After
surgery most children are transferred from the Operating Theatre suite to
the Paediatric Intensive Care Unit (PICU) for close monitoring during this
phase of their care. The PICU is constantly staffed by specialist nurses and
doctors. In this setting immediate family members continue the holistic family
centred care approach (visitor numbers are limited though). During
this phase, a child may have tubes and wires attached to them. As they recover,
these will be removed.
Once stable, the child is transferred to the Childrens Ward.
An
IV (intravenous) tube inserted into a vein in the childs arm or neck
is used to deliver medicine, fluids and nutrients via an IV bag attached
to a mechanical pump. This is used when a child is unable to eat or drink.
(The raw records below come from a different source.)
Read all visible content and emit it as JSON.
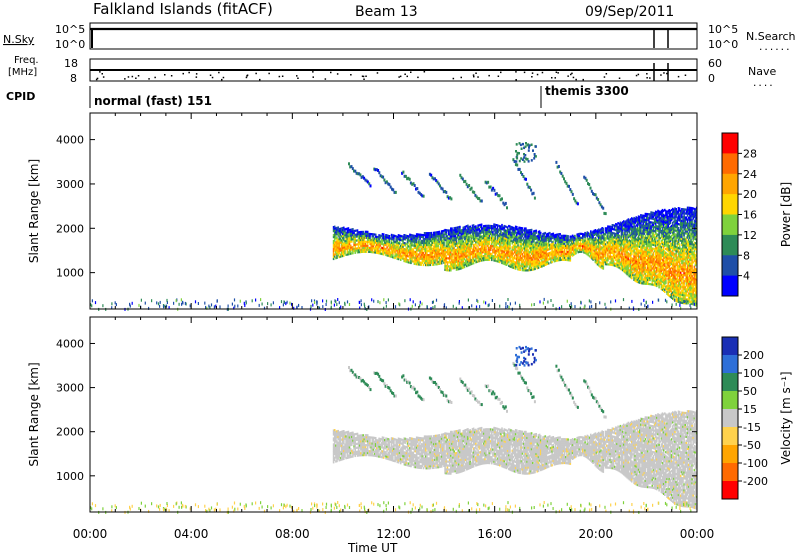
{
  "header": {
    "station": "Falkland Islands (fitACF)",
    "beam": "Beam 13",
    "date": "09/Sep/2011"
  },
  "left_labels": {
    "nsky": "N.Sky",
    "freq_line1": "Freq.",
    "freq_line2": "[MHz]",
    "cpid": "CPID"
  },
  "right_labels": {
    "nsearch": "N.Search",
    "nave": "Nave"
  },
  "strips": {
    "noise_ticks_left": [
      "10^5",
      "10^0"
    ],
    "noise_ticks_right": [
      "10^5",
      "10^0"
    ],
    "freq_ticks_left": [
      "18",
      "8"
    ],
    "nave_ticks_right": [
      "60",
      "0"
    ]
  },
  "cpid": {
    "segments": [
      {
        "label": "normal (fast) 151",
        "start_hour": 0.0
      },
      {
        "label": "themis 3300",
        "start_hour": 18.0
      }
    ]
  },
  "colorbars": {
    "power": {
      "label": "Power [dB]",
      "ticks": [
        "28",
        "24",
        "20",
        "16",
        "12",
        "8",
        "4"
      ],
      "colors": [
        "#ff0000",
        "#ff6a00",
        "#ffa500",
        "#ffd600",
        "#7fd23c",
        "#2e8b57",
        "#1f4fa8",
        "#0000ff"
      ]
    },
    "velocity": {
      "label": "Velocity [m s⁻¹]",
      "ticks": [
        "200",
        "100",
        "50",
        "15",
        "-15",
        "-50",
        "-100",
        "-200"
      ],
      "colors": [
        "#1a2fb5",
        "#2e6fd8",
        "#2e8b57",
        "#7fd23c",
        "#c8c8c8",
        "#ffd24d",
        "#ffa500",
        "#ff6a00",
        "#ff0000"
      ]
    }
  },
  "chart_data": [
    {
      "type": "heatmap",
      "title": "",
      "xlabel": "",
      "ylabel": "Slant Range [km]",
      "x_ticks": [
        "00:00",
        "04:00",
        "08:00",
        "12:00",
        "16:00",
        "20:00",
        "00:00"
      ],
      "y_ticks": [
        "4000",
        "3000",
        "2000",
        "1000"
      ],
      "xlim": [
        0,
        24
      ],
      "ylim": [
        180,
        4600
      ],
      "quantity": "Power [dB]",
      "scale": [
        0,
        30
      ],
      "regions": [
        {
          "name": "main band",
          "t_start": 9.6,
          "t_end": 24.0,
          "r_low": 950,
          "r_high": 2300,
          "typical_value": 16
        },
        {
          "name": "upper arcs",
          "t_start": 9.8,
          "t_end": 20.5,
          "r_low": 2400,
          "r_high": 3700,
          "typical_value": 6
        },
        {
          "name": "near range",
          "t_start": 0.0,
          "t_end": 24.0,
          "r_low": 180,
          "r_high": 450,
          "typical_value": 4
        }
      ]
    },
    {
      "type": "heatmap",
      "title": "",
      "xlabel": "Time UT",
      "ylabel": "Slant Range [km]",
      "x_ticks": [
        "00:00",
        "04:00",
        "08:00",
        "12:00",
        "16:00",
        "20:00",
        "00:00"
      ],
      "y_ticks": [
        "4000",
        "3000",
        "2000",
        "1000"
      ],
      "xlim": [
        0,
        24
      ],
      "ylim": [
        180,
        4600
      ],
      "quantity": "Velocity [m s⁻¹]",
      "scale": [
        -200,
        200
      ],
      "regions": [
        {
          "name": "ground scatter band",
          "t_start": 9.6,
          "t_end": 24.0,
          "r_low": 900,
          "r_high": 2300,
          "typical_value": 0
        },
        {
          "name": "upper arcs",
          "t_start": 9.8,
          "t_end": 20.5,
          "r_low": 2400,
          "r_high": 3700,
          "typical_value": 60
        },
        {
          "name": "high velocity patch",
          "t_start": 16.8,
          "t_end": 17.6,
          "r_low": 3500,
          "r_high": 3950,
          "typical_value": 200
        },
        {
          "name": "near range",
          "t_start": 0.0,
          "t_end": 24.0,
          "r_low": 180,
          "r_high": 450,
          "typical_value": -30
        }
      ]
    }
  ]
}
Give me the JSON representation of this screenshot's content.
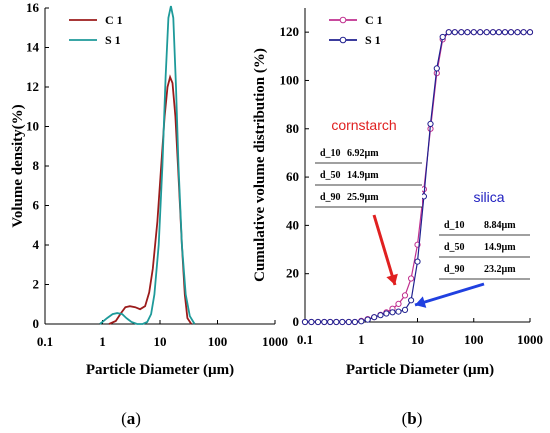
{
  "chart_data": [
    {
      "type": "line",
      "panel_label": "(a)",
      "panel_letter": "a",
      "xlabel": "Particle Diameter (µm)",
      "ylabel": "Volume density(%)",
      "x_scale": "log",
      "xlim": [
        0.1,
        1000
      ],
      "ylim": [
        0,
        16
      ],
      "x_ticks": [
        "0.1",
        "1",
        "10",
        "100",
        "1000"
      ],
      "y_ticks": [
        "0",
        "2",
        "4",
        "6",
        "8",
        "10",
        "12",
        "14",
        "16"
      ],
      "legend_position": "top-left",
      "series": [
        {
          "name": "C 1",
          "color": "#9b1b1b",
          "x": [
            1.3,
            1.7,
            2.1,
            2.5,
            3.0,
            3.7,
            4.5,
            5.5,
            6.5,
            7.5,
            9,
            10.5,
            12,
            13.5,
            15,
            16.5,
            18.5,
            21,
            24,
            27,
            30,
            35
          ],
          "y": [
            0.0,
            0.15,
            0.55,
            0.85,
            0.9,
            0.85,
            0.75,
            0.9,
            1.6,
            2.8,
            5.2,
            8.0,
            10.5,
            12.0,
            12.5,
            12.2,
            10.5,
            7.5,
            4.0,
            1.5,
            0.3,
            0.0
          ]
        },
        {
          "name": "S 1",
          "color": "#1e9a9a",
          "x": [
            0.9,
            1.2,
            1.5,
            1.8,
            2.2,
            2.6,
            3.2,
            4.0,
            5.0,
            6.0,
            7.0,
            8.0,
            9.5,
            11,
            12.5,
            14,
            15.5,
            17,
            19,
            21,
            24,
            28,
            33,
            40
          ],
          "y": [
            0.0,
            0.3,
            0.5,
            0.55,
            0.5,
            0.3,
            0.1,
            0.0,
            0.0,
            0.1,
            0.5,
            1.5,
            4.0,
            8.0,
            12.5,
            15.5,
            16.1,
            15.5,
            12.0,
            8.0,
            4.0,
            1.5,
            0.4,
            0.0
          ]
        }
      ]
    },
    {
      "type": "line",
      "panel_label": "(b)",
      "panel_letter": "b",
      "xlabel": "Particle Diameter (µm)",
      "ylabel": "Cumulative volume distribution (%)",
      "x_scale": "log",
      "xlim": [
        0.1,
        1000
      ],
      "ylim": [
        0,
        130
      ],
      "x_ticks": [
        "0.1",
        "1",
        "10",
        "100",
        "1000"
      ],
      "y_ticks": [
        "0",
        "20",
        "40",
        "60",
        "80",
        "100",
        "120"
      ],
      "legend_position": "top-left",
      "series": [
        {
          "name": "C 1",
          "color": "#c0308f",
          "x": [
            0.1,
            0.13,
            0.17,
            0.22,
            0.28,
            0.36,
            0.46,
            0.6,
            0.77,
            1.0,
            1.3,
            1.7,
            2.2,
            2.8,
            3.6,
            4.6,
            6.0,
            7.7,
            10,
            13,
            17,
            22,
            28,
            36,
            46,
            60,
            77,
            100,
            130,
            170,
            220,
            280,
            360,
            460,
            600,
            770,
            1000
          ],
          "y": [
            0,
            0,
            0,
            0,
            0,
            0,
            0,
            0,
            0,
            0.5,
            1.2,
            2,
            3,
            4,
            5.5,
            7.5,
            11,
            18,
            32,
            55,
            80,
            103,
            117,
            120,
            120,
            120,
            120,
            120,
            120,
            120,
            120,
            120,
            120,
            120,
            120,
            120,
            120
          ]
        },
        {
          "name": "S 1",
          "color": "#20208f",
          "x": [
            0.1,
            0.13,
            0.17,
            0.22,
            0.28,
            0.36,
            0.46,
            0.6,
            0.77,
            1.0,
            1.3,
            1.7,
            2.2,
            2.8,
            3.6,
            4.6,
            6.0,
            7.7,
            10,
            13,
            17,
            22,
            28,
            36,
            46,
            60,
            77,
            100,
            130,
            170,
            220,
            280,
            360,
            460,
            600,
            770,
            1000
          ],
          "y": [
            0,
            0,
            0,
            0,
            0,
            0,
            0,
            0,
            0,
            0.3,
            1.0,
            2,
            2.8,
            3.5,
            4,
            4.3,
            5,
            9,
            25,
            52,
            82,
            105,
            118,
            120,
            120,
            120,
            120,
            120,
            120,
            120,
            120,
            120,
            120,
            120,
            120,
            120,
            120
          ]
        }
      ],
      "annotations": [
        {
          "label": "cornstarch",
          "color": "#e02020",
          "arrow_color": "#e02020",
          "table": [
            {
              "name": "d_10",
              "value": "6.92µm"
            },
            {
              "name": "d_50",
              "value": "14.9µm"
            },
            {
              "name": "d_90",
              "value": "25.9µm"
            }
          ]
        },
        {
          "label": "silica",
          "color": "#2020c0",
          "arrow_color": "#2040e0",
          "table": [
            {
              "name": "d_10",
              "value": "8.84µm"
            },
            {
              "name": "d_50",
              "value": "14.9µm"
            },
            {
              "name": "d_90",
              "value": "23.2µm"
            }
          ]
        }
      ]
    }
  ]
}
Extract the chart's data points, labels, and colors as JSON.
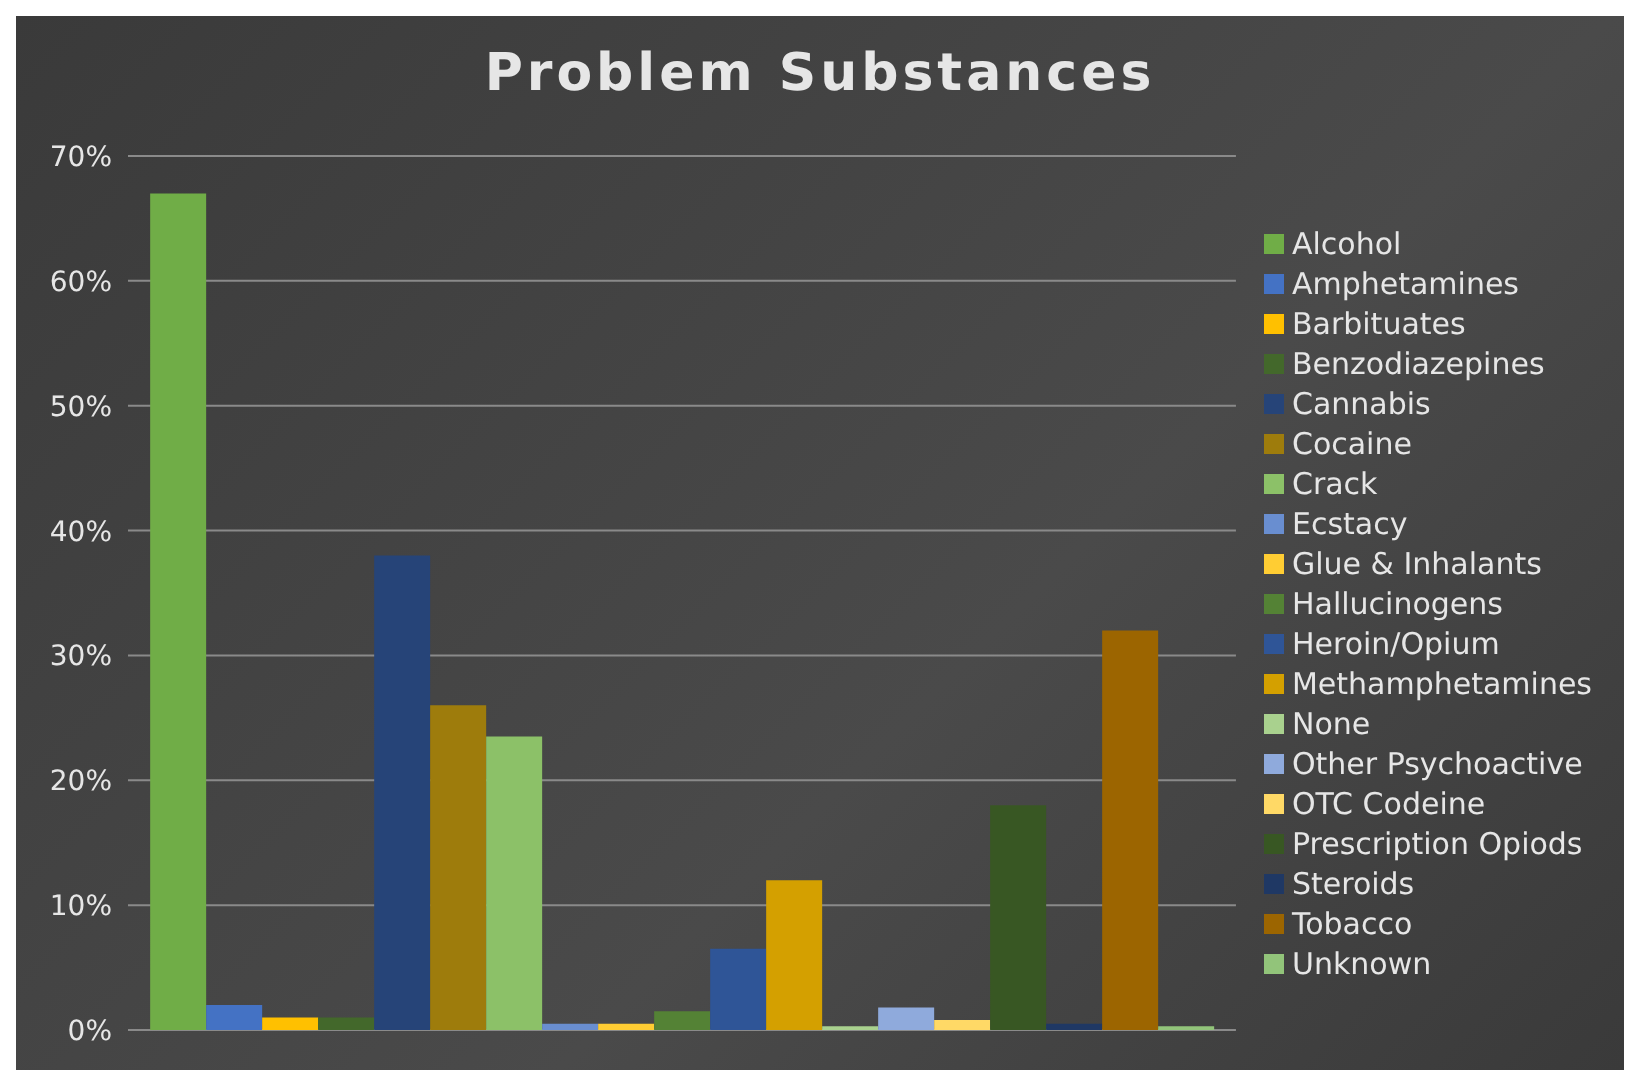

When the IV bag is nearly empty, the pump will give an alert beep for the
care team to respond.Cots/Beds
Small
babies have a specially designed open cot, which helps control
the babys temperature and children are cared for in a bed. Warm blankets
are also available.
Feeding
Sometimes instead of an IV tube the child will have a feeding tube in their
nose or mouth. This tube goes all the way to the stomach and is called a nasogastric
tube. Having tubes in the nose is not always comfortable but as soon as the
child is well enough to eat and drink for themselves the tube is removed.
Drainage tubes
Usually the child will have a drain or two in their chest, which drains fluid
from the operation site. For a short period the child will also have a tube
called a catheter which goes into the bladder which drains urine into a bag
hanging on the side of the bed. This will mean that the child will not need
to go to the bathroom. The nurses will monitor and chart how much fluid is
going into and out of the childs body.